With these out of the way, I can import my Python statistical toolbox. I create a cell. By default, new cells are code cells.
import numpy as np
import pandas as pd
import matplotlib.pyplot as plt
%matplotlib inline
import seaborn as sns
sns.set_theme()
import statsmodels.formula.api as smf
from scipy import stats
Most of these just import common libraries with shortened names to make them easier to type. The “%matplotlib inline” command is a “magic command” that tells Jupyter to insert any plots into the notebook (Seaborn is a front end to matplotlib for common stats plots). Otherwise, they’ll be displayed in a separate window. The “sns.set_theme()” line tells Seaborn to use its default theme to make plots easier to read.
Importing and Visualizing the data
Descriptive stats, histograms, and scatterplots tell the data’s story
With the libraries imported, I can get to work by importing the data
To do that, I load the data I downloaded into a pandas DataFrame, a rectangular array similar to a spreadsheet.
I’ll import the data using the relative path to where I downloaded it:
screen = pd.read_csv(‘data/ScreenTime vs MentalWellness.csv’)
Next I’ll examine the first few lines of the DataFrame:
screen.head()
I’ll then take descriptive statistics of the numerical columns in the DataFrame.
screen.describe()
These include the mean or average, the standard deviation, the minimum, the 25th percentile or lower quartile, the median or 50th percentile, the 75th percentile or upper quartile, and the maximum value.
I can look at the distribution of a column with a histogram. I’ll use Seaborn’s displot function.
Suppose I wanted to look at the distribution of hours of screen time in this sample.
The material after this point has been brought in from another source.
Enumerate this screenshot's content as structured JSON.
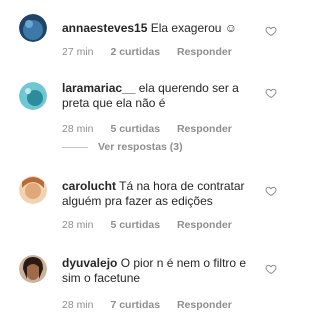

I would use something like
sns.displot(x=’screen_time_hours’)
A histogram will tell me what kind of statistical tests I can use later. This histogram appears to be almost normally distributed, with a bell-shaped curve.
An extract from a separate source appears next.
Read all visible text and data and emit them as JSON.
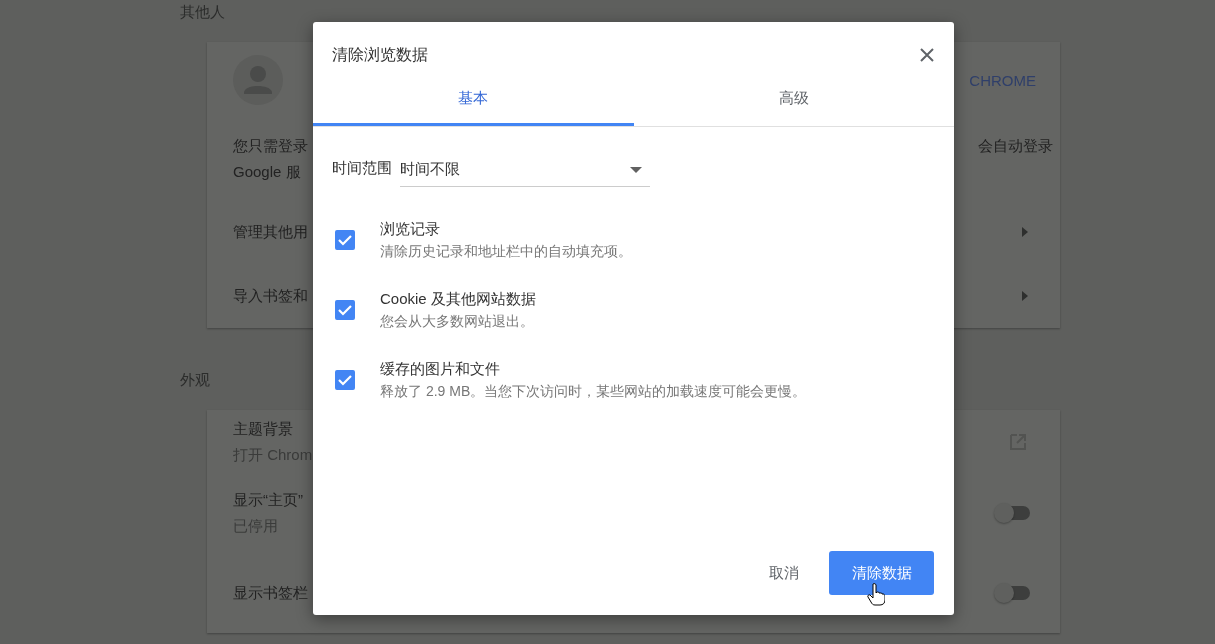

Most statistical tests, such as the t-test or analysis of variance (ANOVA), assume data are normally distributed. Using them with skewed datasets can throw off the results. Non-parametric tests can be more accurate in these circumstances.
.
I’m also on the lookout for possible correlations. I can test these by making scatterplots of one variable vs. another.
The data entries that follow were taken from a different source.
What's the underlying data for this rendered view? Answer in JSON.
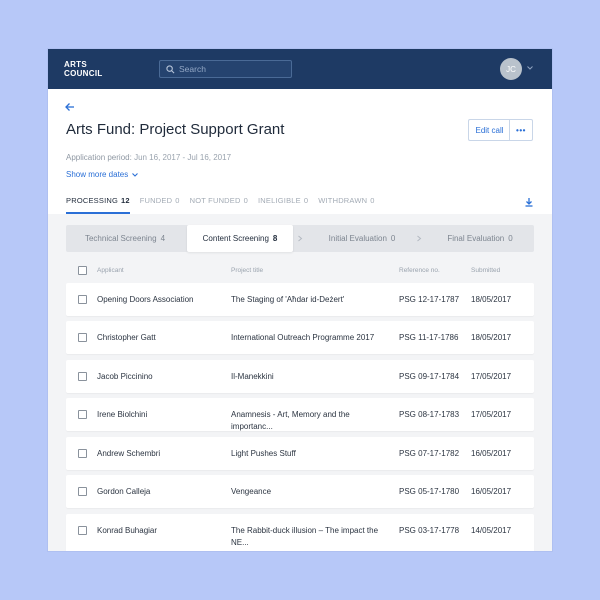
{
  "header": {
    "logo_line1": "ARTS",
    "logo_line2": "COUNCIL",
    "search_placeholder": "Search",
    "user_initials": "JC"
  },
  "page": {
    "title": "Arts Fund: Project Support Grant",
    "edit_label": "Edit call",
    "more_label": "•••",
    "period_label": "Application period:",
    "period_value": "Jun 16, 2017 - Jul 16, 2017",
    "show_more": "Show more dates"
  },
  "tabs": [
    {
      "label": "PROCESSING",
      "count": "12",
      "active": true
    },
    {
      "label": "FUNDED",
      "count": "0"
    },
    {
      "label": "NOT FUNDED",
      "count": "0"
    },
    {
      "label": "INELIGIBLE",
      "count": "0"
    },
    {
      "label": "WITHDRAWN",
      "count": "0"
    }
  ],
  "stages": [
    {
      "label": "Technical Screening",
      "count": "4"
    },
    {
      "label": "Content Screening",
      "count": "8",
      "active": true
    },
    {
      "label": "Initial Evaluation",
      "count": "0"
    },
    {
      "label": "Final Evaluation",
      "count": "0"
    }
  ],
  "table": {
    "columns": [
      "Applicant",
      "Project title",
      "Reference no.",
      "Submitted"
    ],
    "rows": [
      {
        "applicant": "Opening Doors Association",
        "title": "The Staging of 'Aħdar id-Deżert'",
        "ref": "PSG 12-17-1787",
        "submitted": "18/05/2017"
      },
      {
        "applicant": "Christopher Gatt",
        "title": "International Outreach Programme 2017",
        "ref": "PSG 11-17-1786",
        "submitted": "18/05/2017"
      },
      {
        "applicant": "Jacob Piccinino",
        "title": "Il-Manekkini",
        "ref": "PSG 09-17-1784",
        "submitted": "17/05/2017"
      },
      {
        "applicant": "Irene Biolchini",
        "title": "Anamnesis - Art, Memory and the importanc...",
        "ref": "PSG 08-17-1783",
        "submitted": "17/05/2017"
      },
      {
        "applicant": "Andrew Schembri",
        "title": "Light Pushes Stuff",
        "ref": "PSG 07-17-1782",
        "submitted": "16/05/2017"
      },
      {
        "applicant": "Gordon Calleja",
        "title": "Vengeance",
        "ref": "PSG 05-17-1780",
        "submitted": "16/05/2017"
      },
      {
        "applicant": "Konrad Buhagiar",
        "title": "The Rabbit-duck illusion – The impact the NE...",
        "ref": "PSG 03-17-1778",
        "submitted": "14/05/2017"
      }
    ]
  },
  "colors": {
    "header_bg": "#1e3a64",
    "accent": "#2a6fd6",
    "page_bg": "#b7c8f8"
  }
}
To display the scatterplot of screen time vs. a self-rated stress score, I can use the relplot function:
sns.relplot(x=”screen_time_hours”,y=”stress_level_0_10″,data=screen)
The scatterplot shows a positive linear relationship, indicating that the stress level rises with more screen time. I can plot the regression line over the scatterplot with the regplot function.
sns.regplot(x=”screen_time_hours”,y=”stress_level_0_10″,data=screen)
Finding correlations
Finding trends and making predictions
While there appears that there’s a correlation between screen time and stress, it’s only a correlation. Screen time doesn’t necessarily cause stress, the plot just shows there’s a relationship between the two.
Seaborn’s regression plot doesn’t give me the values of the linear function. To get the slope for x and the y-intercept for the classic slope-intercept equation y = mx + b that you might remember from high school, I have to use another library.
statsmodels is a library that has many common statistical tests and is particularly designed for regression analysis. It can get regressions using formulas inspired by R, another language popular for statistics and data analysis.
results = smf.ols(‘stress_level_0_10 ~ screen_time_hours’,data=screen).fit()
results.summary()
This will put the regression results into a table in the Jupyter notebook. The table shows the values of the coefficients for the slope-intercept equation. Here, the y-intercept is approximately 2.86, and the slope is 0.59. I can also make a rough prediction of how stressed out a person would be if they reported their screen time by plugging it into the equation.
The hardest part of data analysis is finding it
Kaggle solved a major stumbling block in practicing analyzing data: finding it. I can now find interesting datasets quickly in Kaggle and explore them with my favorite Python libraries. This workflow lets me focus on the data instead of trying to find it.